It’s natural as one year winds down to start thinking about the year ahead, focusing on self-improvement. Maintaining or improving one’s health frequently tops the list of annual resolutions.
But even the healthiest folks fall ill now and then, not to mention the broad swath of folks who missed the healthy-living bandwagon in the first place. A new nationwide campaign that promotes a common-sense approach to seeking and dispensing medical care — while reducing unnecessary tests, medications and procedures — provides valuable guidance for patients and physicians alike. The program should be widely adopted in Hawaii and throughout the United States.
The Choosing Wisely campaign was conceived and piloted by the National Physicians Alliance, which, through a grant from the American Board of Internal Medicine Foundation, aims to promote conversations between health care providers and patients that help patients receive care that is:
» supported by evidence;
» not duplicative of other tests or procedures already received;
» free from harm; and
» truly necessary.
We’d go so far as to hail this as a practically old-fashioned attitude toward medical treatment, harking back to the days when doctors were more likely to take a "wait and see" approach and patients were more willing to leave the physician’s office without a fistful of prescriptions for antibiotics. These days, the use of electronic medical records is a key element of the Choosing Wisely initiative, a modern update that ensures doctors are fully aware of a patient’s previous treatments and overall health history and brings the system thoroughly into the 21st century.
Choosing Wisely relies on a combination of expert medical training and experience, common-sense communication between doctors and patients, and cutting-edge technology to offer optimal health care during an era rife with wasteful spending. The U.S. Congressional Budget Office, for example, has estimated that up to 30 percent of health care spending in the United States is unnecessary.
It will take heightened awareness on the part of physicians to stop reflexively ordering tests or treatments that may not help patients, and for patients and their guardians to stop demanding levels of treatment that are not warranted according to medical science. Less can be better, for the health of individual patients and for the health care system overall.
In practical terms, this meansthat a patient who goes to the emergency room with a headache may not automatically receive a CT scan; or a pediatrician might advise the parents of a child with pink eye that antibiotics don’t cure the viral form of the disease, and cool compresses are a better treatment; or that a low-risk patient going in for surgery can skip the typical pre-operative chest X-ray, known to be a risk, rather than an aid, for many patients.
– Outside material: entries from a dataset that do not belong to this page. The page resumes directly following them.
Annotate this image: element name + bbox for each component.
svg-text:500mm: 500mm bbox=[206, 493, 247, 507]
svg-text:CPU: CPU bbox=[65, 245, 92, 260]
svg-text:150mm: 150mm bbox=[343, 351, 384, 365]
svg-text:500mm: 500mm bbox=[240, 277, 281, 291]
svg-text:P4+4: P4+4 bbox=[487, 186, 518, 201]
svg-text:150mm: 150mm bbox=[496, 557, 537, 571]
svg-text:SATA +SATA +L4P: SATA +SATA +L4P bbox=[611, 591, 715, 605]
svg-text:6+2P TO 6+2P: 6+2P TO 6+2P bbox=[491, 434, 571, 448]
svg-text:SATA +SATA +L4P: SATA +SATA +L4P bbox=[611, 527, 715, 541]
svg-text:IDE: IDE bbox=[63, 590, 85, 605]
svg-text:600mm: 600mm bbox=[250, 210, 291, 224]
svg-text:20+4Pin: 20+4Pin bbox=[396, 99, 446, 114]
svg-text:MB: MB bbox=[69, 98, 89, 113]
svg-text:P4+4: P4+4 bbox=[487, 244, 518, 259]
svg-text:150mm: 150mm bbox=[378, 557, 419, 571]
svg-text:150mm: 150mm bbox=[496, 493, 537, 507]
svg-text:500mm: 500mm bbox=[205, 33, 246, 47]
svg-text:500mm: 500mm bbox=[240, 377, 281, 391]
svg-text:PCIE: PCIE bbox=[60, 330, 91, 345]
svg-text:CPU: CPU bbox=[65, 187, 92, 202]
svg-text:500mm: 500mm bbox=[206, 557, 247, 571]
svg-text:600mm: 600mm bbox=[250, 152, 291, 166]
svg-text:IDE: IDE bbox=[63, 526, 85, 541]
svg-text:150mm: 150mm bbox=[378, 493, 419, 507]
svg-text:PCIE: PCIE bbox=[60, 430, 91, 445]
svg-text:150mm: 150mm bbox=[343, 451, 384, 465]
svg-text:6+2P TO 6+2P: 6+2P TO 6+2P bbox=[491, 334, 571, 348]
These are just a few of the examples included in the Choosing Wisely initiative, through which more than 60 medical speciality societies have come up with lists of outdated, unsupported tests and treatments that doctors and patients should question. More detailed information can be found at http://www.choosingwisely.org/.
Although cutting health-care costs may be a welcome side effect of the Choosing Wisely approach, the greatest benefit will be in reducing the overtesting and overtreatment of patients, individuals who always need a healing touch but not necessarily a massive medical intervention.